The term Nubia today is used differently in different contexts. As a cultural and geographical term, it usually designates the region extending southward from the First Cataract of the Nile, in southern Egypt, as far as the confluence of the Blue and White Niles, in central Sudan. As an ethnonym it refers to a much more restricted area, in the far south of Egypt and the far north of the Sudan, that is still inhabited by Nubian speakers who are today entirely surrounded by Arabic-speakers. They are only a small minority of the population in both Egypt and the Sudan.
There never was a political entity called Nubia. The region was known to ancient Egyptians (and in the Bible) as the land of Kush, and to Greeks and Romans as Aethiopia. The indigenous empire which arose in the last millennium BC called itself Kush, while the Christian kingdoms that succeeded it had the separate names of Nobadia, Makouria, and Alodia. Medieval Arab writers usually referred to them by their individual names, but sometimes designated them collectively as Beled-es-Sudan, the Land of the Blacks. Since the beginning of the 20th century the region in question has been divided politically between the nation-states of Egypt and the Sudan, but does not form a major part of either one.

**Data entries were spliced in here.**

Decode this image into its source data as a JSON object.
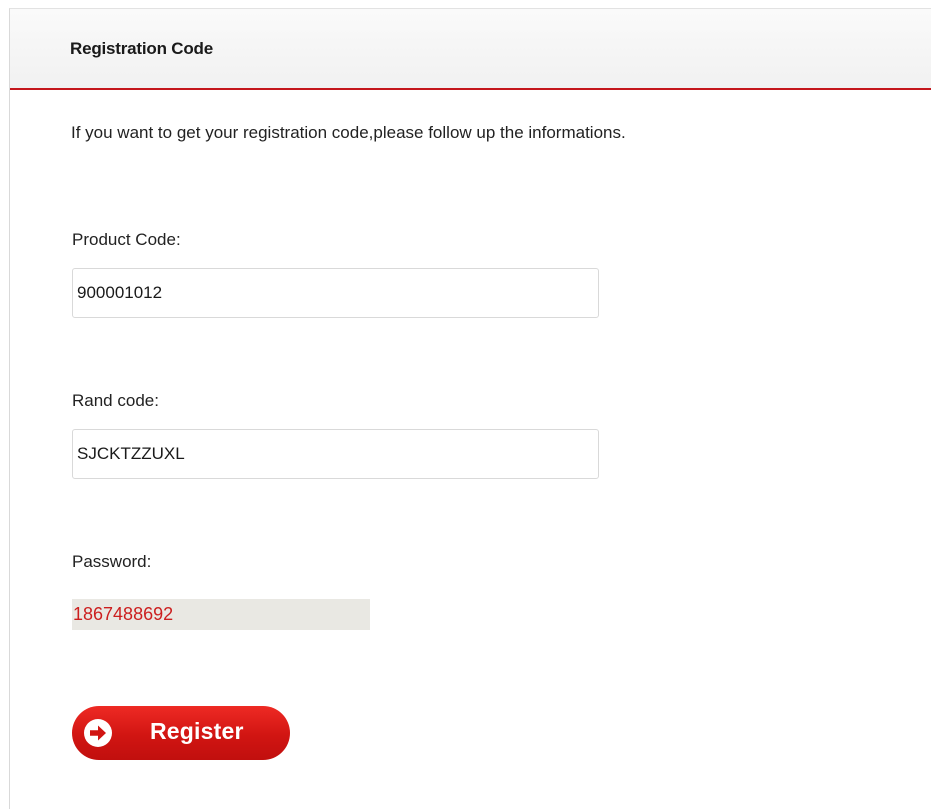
{
  "header": {
    "title": "Registration Code"
  },
  "intro_text": "If you want to get your registration code,please follow up the informations.",
  "form": {
    "product_code": {
      "label": "Product Code:",
      "value": "900001012"
    },
    "rand_code": {
      "label": "Rand code:",
      "value": "SJCKTZZUXL"
    },
    "password": {
      "label": "Password:",
      "value": "1867488692"
    },
    "register_button": {
      "label": "Register",
      "icon": "arrow-right-circle-icon"
    }
  },
  "colors": {
    "accent_red": "#c4161c",
    "password_text": "#cc1f1f",
    "password_background": "#e9e8e3"
  }
}
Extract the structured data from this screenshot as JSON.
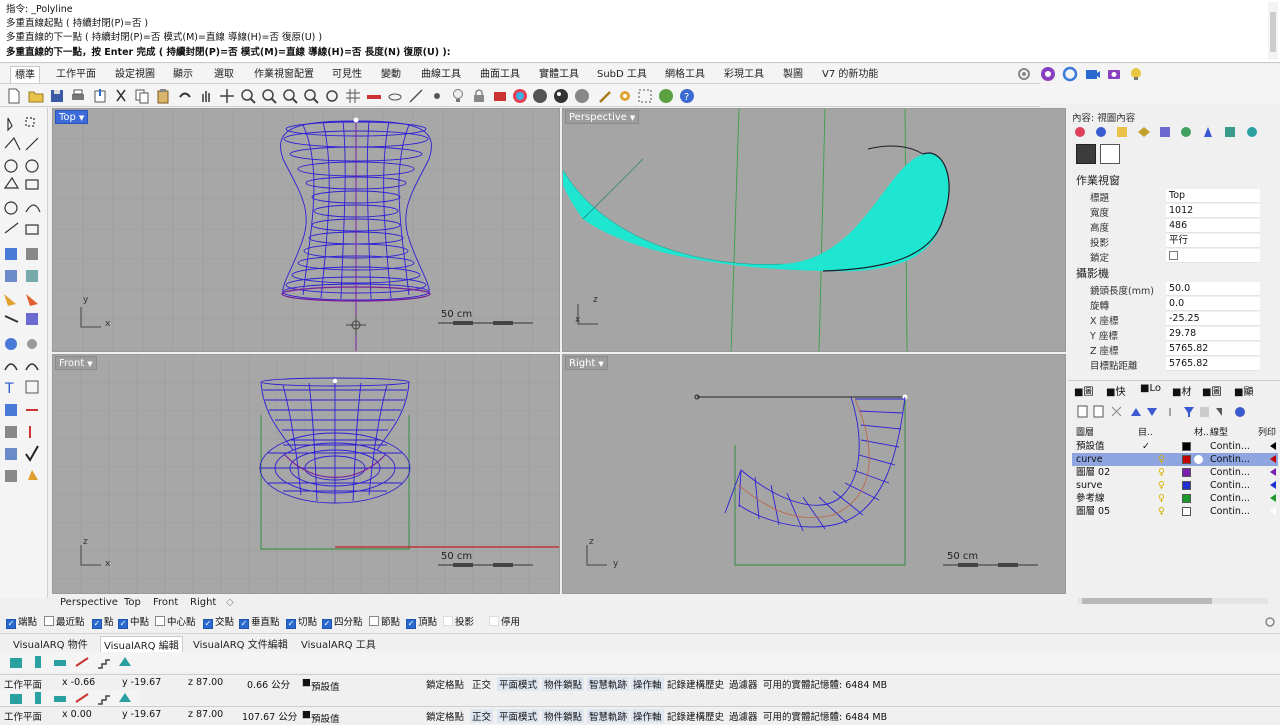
{
  "command_history": [
    "指令: _Polyline",
    "多重直線起點 ( 持續封閉(P)=否 )",
    "多重直線的下一點 ( 持續封閉(P)=否  模式(M)=直線  導線(H)=否  復原(U) )",
    "多重直線的下一點，按 Enter 完成 ( 持續封閉(P)=否  模式(M)=直線  導線(H)=否  長度(N)  復原(U) ):"
  ],
  "tabs": [
    "標準",
    "工作平面",
    "設定視圖",
    "顯示",
    "選取",
    "作業視窗配置",
    "可見性",
    "變動",
    "曲線工具",
    "曲面工具",
    "實體工具",
    "SubD 工具",
    "網格工具",
    "彩現工具",
    "製圖",
    "V7 的新功能"
  ],
  "viewports": {
    "top": {
      "label": "Top",
      "scale": "50 cm",
      "x_axis": "x",
      "y_axis": "y"
    },
    "perspective": {
      "label": "Perspective",
      "x_axis": "x",
      "z_axis": "z"
    },
    "front": {
      "label": "Front",
      "scale": "50 cm",
      "x_axis": "x",
      "z_axis": "z"
    },
    "right": {
      "label": "Right",
      "scale": "50 cm",
      "y_axis": "y",
      "z_axis": "z"
    }
  },
  "viewport_tabs": [
    "Perspective",
    "Top",
    "Front",
    "Right"
  ],
  "osnaps": [
    {
      "label": "端點",
      "on": true
    },
    {
      "label": "最近點",
      "on": false
    },
    {
      "label": "點",
      "on": true
    },
    {
      "label": "中點",
      "on": true
    },
    {
      "label": "中心點",
      "on": false
    },
    {
      "label": "交點",
      "on": true
    },
    {
      "label": "垂直點",
      "on": true
    },
    {
      "label": "切點",
      "on": true
    },
    {
      "label": "四分點",
      "on": true
    },
    {
      "label": "節點",
      "on": false
    },
    {
      "label": "頂點",
      "on": true
    },
    {
      "label": "投影",
      "on": false
    },
    {
      "label": "停用",
      "on": false
    }
  ],
  "vaq_tabs": [
    "VisualARQ 物件",
    "VisualARQ 編輯",
    "VisualARQ 文件編輯",
    "VisualARQ 工具"
  ],
  "status_rows": [
    {
      "cplane": "工作平面",
      "x": "x -0.66",
      "y": "y -19.67",
      "z": "z 87.00",
      "dist": "0.66 公分",
      "layer": "預設值"
    },
    {
      "cplane": "工作平面",
      "x": "x 0.00",
      "y": "y -19.67",
      "z": "z 87.00",
      "dist": "107.67 公分",
      "layer": "預設值"
    }
  ],
  "status_toggles": [
    "鎖定格點",
    "正交",
    "平面模式",
    "物件鎖點",
    "智慧軌跡",
    "操作軸",
    "記錄建構歷史",
    "過濾器",
    "可用的實體記憶體: 6484 MB"
  ],
  "properties": {
    "header": "內容: 視圖內容",
    "viewport_section": "作業視窗",
    "rows1": [
      {
        "k": "標題",
        "v": "Top"
      },
      {
        "k": "寬度",
        "v": "1012"
      },
      {
        "k": "高度",
        "v": "486"
      },
      {
        "k": "投影",
        "v": "平行"
      },
      {
        "k": "鎖定",
        "v": ""
      }
    ],
    "camera_section": "攝影機",
    "rows2": [
      {
        "k": "鏡頭長度(mm)",
        "v": "50.0"
      },
      {
        "k": "旋轉",
        "v": "0.0"
      },
      {
        "k": "X 座標",
        "v": "-25.25"
      },
      {
        "k": "Y 座標",
        "v": "29.78"
      },
      {
        "k": "Z 座標",
        "v": "5765.82"
      },
      {
        "k": "目標點距離",
        "v": "5765.82"
      }
    ]
  },
  "layers_panel": {
    "tabs": [
      "圖",
      "快",
      "Lo",
      "材",
      "圖",
      "顯"
    ],
    "columns": {
      "name": "圖層",
      "cur": "目..",
      "mat": "材..",
      "ltype": "線型",
      "print": "列印"
    },
    "rows": [
      {
        "name": "預設值",
        "color": "#000000",
        "ltype": "Contin...",
        "check": "✓",
        "sel": false
      },
      {
        "name": "curve",
        "color": "#c00000",
        "ltype": "Contin...",
        "check": "",
        "sel": true
      },
      {
        "name": "圖層 02",
        "color": "#7a1fb0",
        "ltype": "Contin...",
        "check": "",
        "sel": false
      },
      {
        "name": "surve",
        "color": "#1f2fd0",
        "ltype": "Contin...",
        "check": "",
        "sel": false
      },
      {
        "name": "參考線",
        "color": "#1a9a2a",
        "ltype": "Contin...",
        "check": "",
        "sel": false
      },
      {
        "name": "圖層 05",
        "color": "#ffffff",
        "ltype": "Contin...",
        "check": "",
        "sel": false
      }
    ]
  }
}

As employed throughout this website, Medieval Nubia will designate the region extending from the First Nile Cataract to some point not far south of the junction of the Niles -- the site of modern Khartoum. Although the southern half of this region is today occupied by Arabic-speakers, evidence suggests that in medieval times it was occupied entirely by Nubian speakers. Though never unified politically, there was a community of culture and religion, and quite possibly of language, throughout the region, setting it clearly apart from Muslim Egypt to the north, from the pagan Sudan to the south, and from the pastoral nomad regions to the east and west. It was the scene of one of Africa's truly distinctive indigenous civilizations, a fact which is only now beginning to be fully appreciated.